Seni hias yang berkembang adalah seni ukir dengan motif daun-daunan dan bunga-
bungaan, kaligrafi huruf Arab. Muncul kreasi baru yaitu bila terpaksa melukiskan
makhluk hidup disamarkan dengan berbagai hiasan agar tidak jelas berwujud hewan
atau manusia.

Contoh ukiran di mimbar Masjid Gelgel Klungkung, Bali dan ukiran di Masjid
Mantingan, Jepara Jawa Tengah.
 Aksara dan seni sastra

Perkembangan Islam di Indonesia membawa pengaruh dalam bidang aksara


atau tulisan. Abjad Arab untuk menulis bahasa Arab mulai digunakan di
Indonesia. Huruf Arab digunakan di bidang seni ukir. Berkembang seni kaligrafi.

Perkembangan sastra di zaman madya terpengaruh sastra Islam dan Persia tetapi
tidak lepas dari pengaruh unsur sastra sebelumnya.
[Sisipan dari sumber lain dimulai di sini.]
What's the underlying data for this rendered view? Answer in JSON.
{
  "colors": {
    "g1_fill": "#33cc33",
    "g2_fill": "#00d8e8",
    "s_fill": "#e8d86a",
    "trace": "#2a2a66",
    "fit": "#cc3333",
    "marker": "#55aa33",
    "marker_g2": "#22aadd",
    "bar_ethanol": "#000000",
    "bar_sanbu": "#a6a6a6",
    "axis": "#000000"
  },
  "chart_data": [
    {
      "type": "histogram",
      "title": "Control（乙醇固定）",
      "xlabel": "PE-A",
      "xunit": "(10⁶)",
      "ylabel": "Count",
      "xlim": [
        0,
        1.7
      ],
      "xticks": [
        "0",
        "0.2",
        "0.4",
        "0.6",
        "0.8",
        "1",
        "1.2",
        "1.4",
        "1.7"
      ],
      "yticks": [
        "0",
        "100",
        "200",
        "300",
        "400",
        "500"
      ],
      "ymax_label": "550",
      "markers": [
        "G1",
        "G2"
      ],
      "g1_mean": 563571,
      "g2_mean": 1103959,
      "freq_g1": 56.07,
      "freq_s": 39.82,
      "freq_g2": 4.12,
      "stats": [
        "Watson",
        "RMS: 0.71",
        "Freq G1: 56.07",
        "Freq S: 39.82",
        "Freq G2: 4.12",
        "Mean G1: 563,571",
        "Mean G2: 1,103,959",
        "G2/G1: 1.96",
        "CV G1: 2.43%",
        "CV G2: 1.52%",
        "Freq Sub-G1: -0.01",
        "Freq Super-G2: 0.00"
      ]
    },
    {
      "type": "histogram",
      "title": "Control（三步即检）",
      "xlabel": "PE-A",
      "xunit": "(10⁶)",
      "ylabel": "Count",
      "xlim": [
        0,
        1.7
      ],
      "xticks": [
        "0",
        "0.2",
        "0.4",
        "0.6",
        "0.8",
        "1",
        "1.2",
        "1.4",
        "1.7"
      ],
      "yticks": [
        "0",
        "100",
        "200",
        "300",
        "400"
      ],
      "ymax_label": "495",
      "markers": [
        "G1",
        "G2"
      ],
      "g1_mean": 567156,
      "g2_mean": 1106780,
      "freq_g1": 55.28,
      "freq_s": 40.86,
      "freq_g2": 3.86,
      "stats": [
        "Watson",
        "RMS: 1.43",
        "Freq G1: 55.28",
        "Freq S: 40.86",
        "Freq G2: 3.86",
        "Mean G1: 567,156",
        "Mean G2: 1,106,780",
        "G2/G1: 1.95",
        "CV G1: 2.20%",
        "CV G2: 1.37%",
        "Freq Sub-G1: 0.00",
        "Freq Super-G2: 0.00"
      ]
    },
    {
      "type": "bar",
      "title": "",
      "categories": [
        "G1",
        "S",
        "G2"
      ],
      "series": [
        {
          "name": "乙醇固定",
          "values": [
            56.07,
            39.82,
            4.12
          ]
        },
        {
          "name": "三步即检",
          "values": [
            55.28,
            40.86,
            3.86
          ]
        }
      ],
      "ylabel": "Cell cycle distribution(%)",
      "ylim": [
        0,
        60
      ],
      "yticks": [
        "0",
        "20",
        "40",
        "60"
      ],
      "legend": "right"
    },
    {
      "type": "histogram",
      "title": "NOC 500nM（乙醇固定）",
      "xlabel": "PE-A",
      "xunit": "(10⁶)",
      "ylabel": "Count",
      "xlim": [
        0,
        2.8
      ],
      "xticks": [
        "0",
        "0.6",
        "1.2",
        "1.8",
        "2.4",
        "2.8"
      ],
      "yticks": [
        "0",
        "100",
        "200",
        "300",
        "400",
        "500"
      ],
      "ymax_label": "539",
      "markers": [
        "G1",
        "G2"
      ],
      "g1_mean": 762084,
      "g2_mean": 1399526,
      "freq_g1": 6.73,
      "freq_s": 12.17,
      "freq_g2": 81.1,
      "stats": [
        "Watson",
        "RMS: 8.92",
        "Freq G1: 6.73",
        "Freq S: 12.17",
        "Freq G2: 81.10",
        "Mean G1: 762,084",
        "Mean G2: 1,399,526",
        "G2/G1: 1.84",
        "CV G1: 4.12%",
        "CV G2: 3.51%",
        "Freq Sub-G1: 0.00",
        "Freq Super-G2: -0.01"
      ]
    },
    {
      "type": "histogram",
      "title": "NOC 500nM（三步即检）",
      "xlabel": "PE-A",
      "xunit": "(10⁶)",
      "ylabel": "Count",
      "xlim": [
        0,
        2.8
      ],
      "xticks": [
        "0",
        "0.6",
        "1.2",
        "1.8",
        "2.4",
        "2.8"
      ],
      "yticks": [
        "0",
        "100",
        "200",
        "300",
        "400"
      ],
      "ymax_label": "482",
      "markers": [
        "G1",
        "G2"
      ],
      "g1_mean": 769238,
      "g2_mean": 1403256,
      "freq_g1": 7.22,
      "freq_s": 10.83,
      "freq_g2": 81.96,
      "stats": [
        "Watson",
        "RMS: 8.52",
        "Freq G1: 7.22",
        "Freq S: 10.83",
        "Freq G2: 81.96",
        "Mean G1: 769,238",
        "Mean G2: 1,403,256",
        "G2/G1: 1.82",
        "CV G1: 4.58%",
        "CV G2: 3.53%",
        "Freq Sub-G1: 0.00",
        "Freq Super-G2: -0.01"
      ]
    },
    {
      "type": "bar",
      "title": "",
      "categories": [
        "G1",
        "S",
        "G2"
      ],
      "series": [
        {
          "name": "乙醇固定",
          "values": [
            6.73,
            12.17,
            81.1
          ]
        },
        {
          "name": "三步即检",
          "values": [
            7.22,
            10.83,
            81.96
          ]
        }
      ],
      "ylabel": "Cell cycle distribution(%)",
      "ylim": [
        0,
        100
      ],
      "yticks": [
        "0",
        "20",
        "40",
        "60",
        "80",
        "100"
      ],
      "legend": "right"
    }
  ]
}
Sehingga terjadi akulturasi
antara sastra Islam dengan sastra zaman pra-Islam.

Seni sastra zaman Islam berkembang di Melayu dan Jawa. Bentuk seni sastra Islam
berupa hikayat, babad, syair, dan suluk.

 Kesenian

Di Indonesia, Islam memunculkan kesenian bernafas Islam yang bertujuan


menyebarkan ajaran Islam. Kesenian berupa permainan debus, tarian Seudati dari
Aceh, dan pertunjukan wayang.

 Kalender

Menjelang tahun ketiga pemerintahan Khalifah Umar bin Khattab, kalender Islam
dibenahi. Perhitungan tahun yang dipakai berdasarkan peredaran bulan (komariyah)
yang disebut tahun Hijriyah. Umar menetapkan 1 Hijriyah pada 14 September 622
Masehi.

Sistem kalender itu berpengaruh di Indonesia. Bukti perkembangan sistem


penanggalan kalender paling nyata adalah sistem kalender ciptaan Sultan Agung. Ia
melakukan sedikit perubahan nama-nama bulan pada tahun Saka.

Misal bulan Muharam diganti nama Sura dan Ramadhan diganti dengan Pasa.
Kalender tersebut dimulai 1 Muharam 1043 Hijriyah. Kalender Sultan Agung dimulai
pada 1 Sura 1555 Jawa (8 Agustus 1633 Masehi).